What is deflation?
Key takeaways
Deflation is an economic condition in which the overall, sustained, or widespread decline in the price level of general commodities and services.
If there is insufficient money supply, it may lead to the accumulation of corporate debt and eventually result in deflation throughout society.
Deflation will lead to a reduction in total social investment, decrease in consumer demand, and impact on the redistribution of social income.
Conceptual Understanding
Deflation is an economic phenomenon that is opposite to inflation.
The main characteristic of deflation is an economic condition in which the overall, sustained, and widespread decline in the price level of general commodities and services, and it is not a regional decline or a temporary price decline.
What causes deflation?
The main reason for economic fluctuations lies in the money supply. If there is insufficient supply of money, it may result in the accumulation of corporate debt, leading to deflation in the entire society and even causing an economic crisis.
Deflation refers to the continuous decline in the overall price level of goods and services caused by a shortage of money supply compared to the actual demand for money in circulation.
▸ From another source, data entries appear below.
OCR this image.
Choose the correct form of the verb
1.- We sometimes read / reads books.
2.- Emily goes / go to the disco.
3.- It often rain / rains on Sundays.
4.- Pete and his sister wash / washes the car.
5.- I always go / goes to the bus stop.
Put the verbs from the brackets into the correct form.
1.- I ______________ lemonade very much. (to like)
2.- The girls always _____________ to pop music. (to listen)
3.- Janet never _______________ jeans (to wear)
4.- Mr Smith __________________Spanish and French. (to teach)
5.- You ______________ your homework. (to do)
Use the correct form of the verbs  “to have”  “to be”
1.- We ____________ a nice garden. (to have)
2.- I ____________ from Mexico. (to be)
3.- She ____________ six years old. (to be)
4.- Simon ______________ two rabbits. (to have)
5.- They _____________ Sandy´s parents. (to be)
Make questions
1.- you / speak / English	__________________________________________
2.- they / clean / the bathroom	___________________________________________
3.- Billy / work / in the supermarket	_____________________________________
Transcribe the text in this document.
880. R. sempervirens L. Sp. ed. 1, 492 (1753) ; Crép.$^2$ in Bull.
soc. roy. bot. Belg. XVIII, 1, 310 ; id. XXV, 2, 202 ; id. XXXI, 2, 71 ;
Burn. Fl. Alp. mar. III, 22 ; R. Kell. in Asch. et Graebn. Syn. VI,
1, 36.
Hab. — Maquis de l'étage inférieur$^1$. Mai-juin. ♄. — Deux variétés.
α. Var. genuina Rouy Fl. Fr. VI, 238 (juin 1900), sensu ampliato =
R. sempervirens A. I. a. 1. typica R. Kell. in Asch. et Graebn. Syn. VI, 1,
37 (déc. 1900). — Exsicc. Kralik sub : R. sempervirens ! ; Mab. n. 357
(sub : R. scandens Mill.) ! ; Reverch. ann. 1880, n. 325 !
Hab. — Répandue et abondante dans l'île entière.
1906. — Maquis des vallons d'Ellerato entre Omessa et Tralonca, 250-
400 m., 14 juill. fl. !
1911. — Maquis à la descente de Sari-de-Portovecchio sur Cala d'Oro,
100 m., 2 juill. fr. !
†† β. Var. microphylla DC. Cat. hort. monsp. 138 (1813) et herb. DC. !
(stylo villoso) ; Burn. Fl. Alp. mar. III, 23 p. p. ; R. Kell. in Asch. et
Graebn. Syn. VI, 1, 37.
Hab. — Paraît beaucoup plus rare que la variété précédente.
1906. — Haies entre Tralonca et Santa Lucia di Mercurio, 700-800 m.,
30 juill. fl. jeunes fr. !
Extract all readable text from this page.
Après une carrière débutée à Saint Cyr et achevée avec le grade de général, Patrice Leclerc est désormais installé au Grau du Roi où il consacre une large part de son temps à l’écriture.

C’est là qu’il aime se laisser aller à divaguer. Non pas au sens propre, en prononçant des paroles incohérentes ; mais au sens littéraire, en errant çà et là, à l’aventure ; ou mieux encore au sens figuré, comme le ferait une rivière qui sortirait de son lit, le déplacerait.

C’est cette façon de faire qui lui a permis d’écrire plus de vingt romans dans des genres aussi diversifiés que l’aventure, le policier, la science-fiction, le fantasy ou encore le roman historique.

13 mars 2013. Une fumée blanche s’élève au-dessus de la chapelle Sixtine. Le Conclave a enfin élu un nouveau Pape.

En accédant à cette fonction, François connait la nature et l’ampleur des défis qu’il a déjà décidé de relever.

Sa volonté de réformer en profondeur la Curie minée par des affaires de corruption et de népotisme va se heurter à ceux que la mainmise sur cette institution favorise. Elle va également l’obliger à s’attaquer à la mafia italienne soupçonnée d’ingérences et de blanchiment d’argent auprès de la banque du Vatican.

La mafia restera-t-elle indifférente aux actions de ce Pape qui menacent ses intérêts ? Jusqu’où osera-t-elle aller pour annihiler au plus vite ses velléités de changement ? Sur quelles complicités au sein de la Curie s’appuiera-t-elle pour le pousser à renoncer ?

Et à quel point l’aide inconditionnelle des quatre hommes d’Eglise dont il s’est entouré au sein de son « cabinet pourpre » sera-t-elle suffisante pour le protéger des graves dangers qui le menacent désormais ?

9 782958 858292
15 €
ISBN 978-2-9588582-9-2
Deflation includes a simultaneous decline in price levels, money supply, and economic growth rate. It is caused by a decrease in money in the market, a decrease in purchasing power, and a resulting decline in prices. Prolonged deflation will inhibit investment and production, leading to higher unemployment rates and economic recession.
The impact of deflation
Economists generally believe that when the Consumer Price Index (CPI) falls for two consecutive quarters, it indicates the presence of deflation.
Deflation generally has the following impacts on economic activities.
First, it leads to a decrease in total social investment.
On one hand, deflation will increase real interest rates, raise the actual cost of social investment, and lead to a decrease in investment. On the other hand, due to anticipated price declines, the decrease in expected investment returns will also lower business investment willingness.
The second is to reduce consumer demand.
During deflation, falling prices increase the real purchasing power of money, causing people to delay payments as much as possible, resulting in delayed consumption expenditure and a reduction in the scale of consumption.
The third is to impact the redistribution of social income.
Deflation will transfer the government's income to enterprises and individuals, mainly through reducing income taxes. This will cause losses for enterprises due to price declines, increase the real wages of workers, and result in a financial redistribution that favors creditors and disadvantages debtors.